The current study did not indicate any differences in cholesterol absorption between groups. However, the measurements were based on indirect markers for cholesterol absorption.
Bottom Line: Animal studies indicate that MFGMs may decrease cholesterol levels by reducing its absorption. The present study does not support this.
Discussion of Cream Consumption and Limitations of the Study
This study indicates that cream does not raise the levels of blood cholesterol.
However, this does not mean that cream should be consumed in high amounts. Cream is very rich in fat and calories, and may contribute to weight gain and obesity.
Being overweight is, in itself, a risk factor for heart disease and a variety of other chronic diseases.
Additionally, the results of the current study cannot be generalized. There are several reasons for this:
- The participants consumed 40 grams of dairy fat per day, which is 10 grams higher than the national average in Sweden. Amounts higher than that may have adverse effects.
- The study used whipping cream. Participants were not allowed to heat, mix or whip the cream. It is unclear what effects these preparation methods have on MFGMs.
- The study used butter oil rather than butter. This is unlikely to be a limitation since the nutritional characteristics of these two products are very similar.

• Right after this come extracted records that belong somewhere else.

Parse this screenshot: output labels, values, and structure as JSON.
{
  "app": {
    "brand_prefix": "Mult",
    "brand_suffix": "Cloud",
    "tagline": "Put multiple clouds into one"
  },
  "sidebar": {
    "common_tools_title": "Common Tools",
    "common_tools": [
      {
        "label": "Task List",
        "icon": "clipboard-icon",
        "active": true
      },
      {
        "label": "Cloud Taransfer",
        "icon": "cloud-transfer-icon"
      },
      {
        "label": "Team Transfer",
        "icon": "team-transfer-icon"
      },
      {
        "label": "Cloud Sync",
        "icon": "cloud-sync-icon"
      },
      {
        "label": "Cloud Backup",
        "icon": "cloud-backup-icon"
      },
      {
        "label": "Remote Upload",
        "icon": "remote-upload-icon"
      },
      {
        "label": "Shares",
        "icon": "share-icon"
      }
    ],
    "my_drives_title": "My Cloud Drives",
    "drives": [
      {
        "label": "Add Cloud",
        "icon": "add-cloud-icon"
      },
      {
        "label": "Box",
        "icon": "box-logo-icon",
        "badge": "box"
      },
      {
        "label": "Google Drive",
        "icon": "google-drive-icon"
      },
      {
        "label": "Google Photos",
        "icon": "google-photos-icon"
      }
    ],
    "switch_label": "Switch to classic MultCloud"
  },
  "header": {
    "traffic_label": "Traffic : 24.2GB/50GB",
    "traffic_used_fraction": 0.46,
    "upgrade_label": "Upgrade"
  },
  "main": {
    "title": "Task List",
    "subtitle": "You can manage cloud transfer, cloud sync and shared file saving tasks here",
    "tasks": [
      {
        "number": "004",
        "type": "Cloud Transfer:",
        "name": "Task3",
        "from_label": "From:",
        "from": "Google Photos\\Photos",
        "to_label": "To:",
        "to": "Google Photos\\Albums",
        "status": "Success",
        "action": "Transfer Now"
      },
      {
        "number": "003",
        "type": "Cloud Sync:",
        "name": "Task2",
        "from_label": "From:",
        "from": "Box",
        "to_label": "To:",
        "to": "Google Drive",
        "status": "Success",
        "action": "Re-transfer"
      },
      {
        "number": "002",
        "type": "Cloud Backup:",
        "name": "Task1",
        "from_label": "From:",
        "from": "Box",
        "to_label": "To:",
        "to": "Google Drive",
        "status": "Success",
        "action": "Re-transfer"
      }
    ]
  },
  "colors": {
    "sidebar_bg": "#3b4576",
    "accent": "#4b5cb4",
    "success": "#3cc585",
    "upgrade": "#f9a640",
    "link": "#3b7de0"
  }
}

Bottom Line: Excessive consumption of cream may contribute to weight gain and obesity. However, low or moderate consumption is fine.
Summary and Real-Life Application
Not all high-fat dairy products have the same health effects.
Butter oil increases the levels of cholesterol in blood, whereas cream does not. This may be explained by MFGM, which surrounds the fat globules and counteracts the cholesterol-raising effects.
Simply put, cream appears to be healthier than butter because it contains MFGMs. How this affects hard endpoints, such as heart disease, remains to be seen.
Additionally, other studies on this topic have provided mixed results. Few have been conducted on specific dairy foods, so more research is needed before solid conclusions can be drawn.
That being said, no evidence justifies eating excessive amounts of cream. All high-fat dairy products should be eaten in moderation.
People with lipid problems or a family history of heart disease should probably minimize their consumption of butter. Extra virgin olive oil is a much better choice.